BOLINGBROOK — Lee Valent cried on the first day of work in her company’s new building.

They were tears of joy for the receptionist from Lansing who had toiled for years along with other G&W Electric workers in an antiquated, overcrowded building in Blue Island.

At a ribbon cutting on Tuesday morning, local officials and business people got to see what made Valent so emotional. The 377,000-square-foot global headquarters and manufacturing plant is modern, high-tech and temperature- and humidity-controlled. It’s triple the size of the old building.

Valent is thrilled to be in G&W’s new home, where her reception area is many times bigger.

“She thinks she’s in a country club,” joked John Mueller, G&W’s chairman of the board and owner.

‘We are in Illinois’

G&W made the move earlier this year from Blue Island to Bolingbrook after years of searching for a new home where the company could expand and flourish. For a while, it looked like neighboring states would steal the international company away from Illinois.

But that didn’t happen because Mueller said G&W would have lost too many good employees.

“We are not in Indiana. We are not in Michigan. We are in Illinois,” said a jubilant Ken McConnaughay, chairman of the Bolingbrook Chamber of Commerce’s board at Tuesday’s ceremony.

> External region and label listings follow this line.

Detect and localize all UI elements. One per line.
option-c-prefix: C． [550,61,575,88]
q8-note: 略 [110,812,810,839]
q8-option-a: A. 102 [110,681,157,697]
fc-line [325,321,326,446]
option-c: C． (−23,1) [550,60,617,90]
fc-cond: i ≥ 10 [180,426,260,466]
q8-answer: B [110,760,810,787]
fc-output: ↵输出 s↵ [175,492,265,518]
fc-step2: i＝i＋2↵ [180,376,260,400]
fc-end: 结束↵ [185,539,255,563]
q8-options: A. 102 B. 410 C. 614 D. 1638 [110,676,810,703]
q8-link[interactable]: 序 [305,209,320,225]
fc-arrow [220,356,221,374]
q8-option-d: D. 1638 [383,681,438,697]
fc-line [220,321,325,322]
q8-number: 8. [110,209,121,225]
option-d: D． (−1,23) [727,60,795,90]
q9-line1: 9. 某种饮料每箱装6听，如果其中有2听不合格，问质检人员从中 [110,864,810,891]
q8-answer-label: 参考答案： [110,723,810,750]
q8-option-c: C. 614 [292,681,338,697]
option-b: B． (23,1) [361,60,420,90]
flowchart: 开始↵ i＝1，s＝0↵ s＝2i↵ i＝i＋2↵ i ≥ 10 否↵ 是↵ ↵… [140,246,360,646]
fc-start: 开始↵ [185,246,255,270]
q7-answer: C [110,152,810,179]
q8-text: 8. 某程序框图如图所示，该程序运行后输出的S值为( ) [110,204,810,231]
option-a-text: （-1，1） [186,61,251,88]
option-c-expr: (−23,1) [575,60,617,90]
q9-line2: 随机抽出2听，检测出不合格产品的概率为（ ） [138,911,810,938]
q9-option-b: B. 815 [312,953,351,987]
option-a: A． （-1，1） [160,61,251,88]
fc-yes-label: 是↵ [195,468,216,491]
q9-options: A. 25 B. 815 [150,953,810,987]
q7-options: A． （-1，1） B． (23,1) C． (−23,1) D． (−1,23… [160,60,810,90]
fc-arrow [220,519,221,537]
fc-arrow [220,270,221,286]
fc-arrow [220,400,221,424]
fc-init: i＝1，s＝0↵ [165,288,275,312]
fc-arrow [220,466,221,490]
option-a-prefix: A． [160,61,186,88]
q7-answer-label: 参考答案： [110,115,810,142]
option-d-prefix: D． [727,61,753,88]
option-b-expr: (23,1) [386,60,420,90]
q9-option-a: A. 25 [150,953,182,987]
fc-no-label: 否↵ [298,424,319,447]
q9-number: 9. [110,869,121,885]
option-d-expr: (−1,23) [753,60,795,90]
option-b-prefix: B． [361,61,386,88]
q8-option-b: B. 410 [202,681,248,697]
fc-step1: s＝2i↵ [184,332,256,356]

G&W retained most of its existing workers and added 30 local hires to its local staff of 400. Another 200 work at the company’s international locations in Canada, China, Mexico, Macedonia and soon Brazil.

In 1977, Mueller’s dad and a partner rescued the failing electric company, which was founded in 1905. The company has grown 285 percent since 2002. The company’s largest client is Southern California Edison, which orders $18 million in electrical switches every year. G&W also will be providing equipment for ComEd’s power grid update for the next five years.

G&W Electric makes electrical fuses, switch gear and circuit breakers that are used in 100 countries and every continent in the world, including Antarctica. The equipment is used for shopping malls, subdivisions, utility companies and high-tech data centers.

Emotional experience

Mueller credited Bolingbrook Mayor Roger Claar and John Greuling, president and CEO of the Will County Center for Economic Development, for helping to pave the way for the company’s move to Will County. (The company’s brass and aluminum foundry remains in Blue Island.)

ComEd also helped with the move by extending a bigger power distribution line to the building, Claar said. G&W needs a lot more power for its manufacturing plant than the building used when it was a warehouse for Beanie Babies, he added.

Mueller said the state’s Edge Tax Credits and the federal Recovery Zone Bonds also helped the privately held company buy and renovate the building.

U.S. Rep. Judy Biggert, R-Hinsdale, said the company is remarkable because it has had tremendous success “in a very, very difficult economy” and she said she hoped G&W could bring a “jolt” to the local economy.

But for employees like Valent, G&W is a great place to work that just got better.

“When I walked in here that first day, I just looked at the atrium and it was emotional,” she said. “It’s just amazing.”